Für einen unbegleitet nach Österreich gelangten minderjährigen Asylanten ohne Angehörige ist zur Deckung seiner Grundbedürfnisse und Vertretung im Asylverfahren der zuständige Jugendwohlfahrtsträger zur Ausübung der Obsorge zu bestellen.

Der 14-jährige Martin stammt aus Nigeria und kam im September 2005 allein und ohne Begleitung nach Österreich; er hat um Asyl angesucht und wird derzeit von einer Flüchtlingsorganisation betreut. Diese regte an, eine geeignete natürliche Person oder den Magistrat der Stadt Wien, Amt für Jugend und Familie, Soziale Arbeit mit Familien, als Jugendwohlfahrtsträger mit der Obsorge oder einstweiligen Obsorge für den Minderjährigen zu betrauen.

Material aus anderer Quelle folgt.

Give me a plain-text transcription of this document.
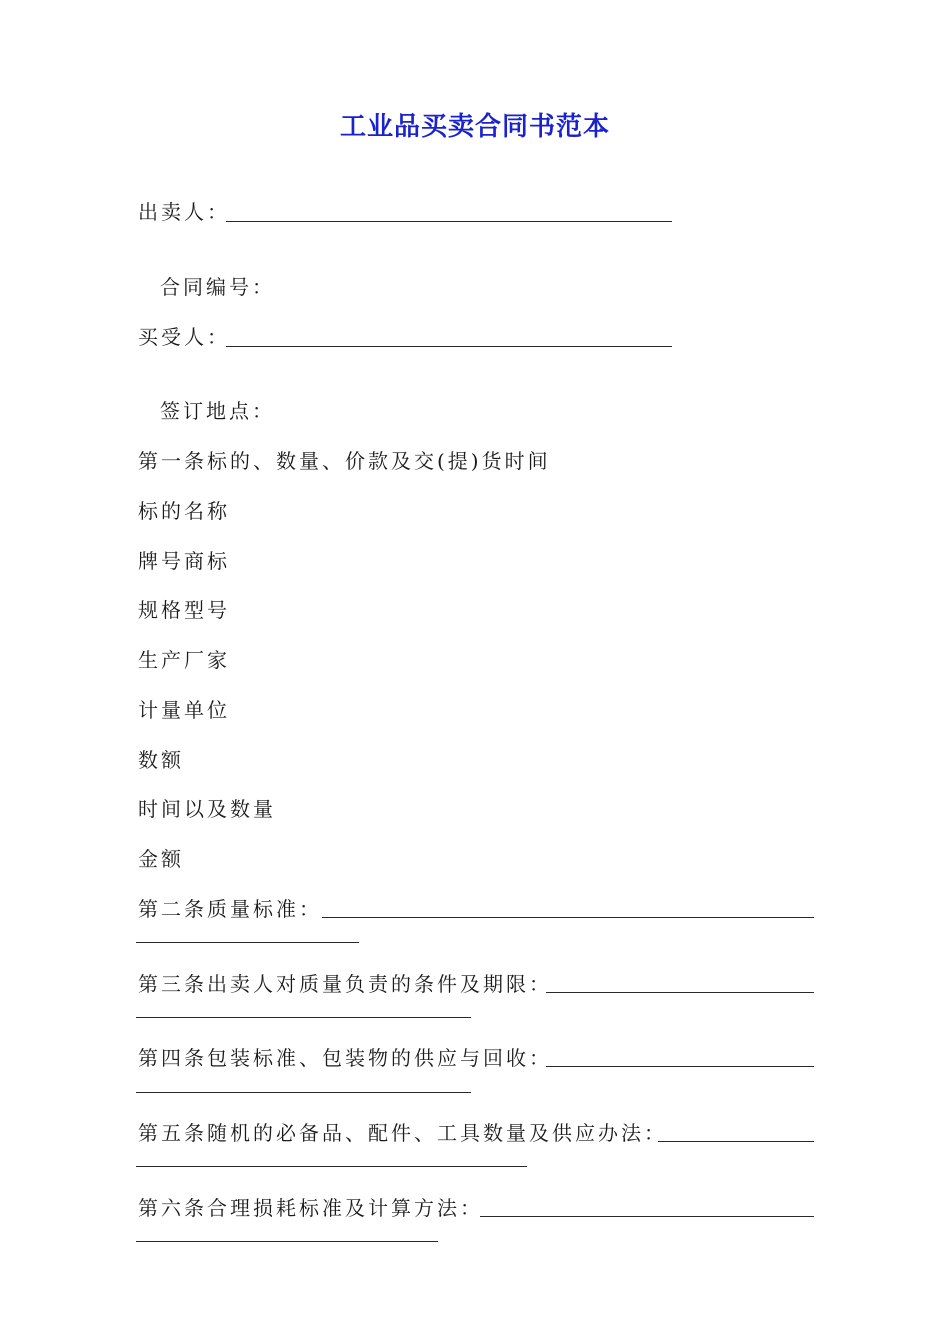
工业品买卖合同书范本
出卖人：
合同编号：
买受人：
签订地点：
第一条标的、数量、价款及交(提)货时间
标的名称
牌号商标
规格型号
生产厂家
计量单位
数额
时间以及数量
金额
第二条质量标准：
第三条出卖人对质量负责的条件及期限：
第四条包装标准、包装物的供应与回收：
第五条随机的必备品、配件、工具数量及供应办法：
第六条合理损耗标准及计算方法：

Das Erstgericht fasste den Beschluss, von einer derartigen Betrauung Abstand zu nehmen, weil eine Gefährdung des Minderjährigen derzeit nicht vorliege. Das vom Minderjährigen angerufene Rekursgericht bestätigte diese Entscheidung.

Der OGH gab dessen Revisionsrekurs Folge und änderte die Beschlüsse der Vorinstanzen dahin ab, dass er die Obsorge dem bezeichneten Jugendwohlfahrtsträger übertrug.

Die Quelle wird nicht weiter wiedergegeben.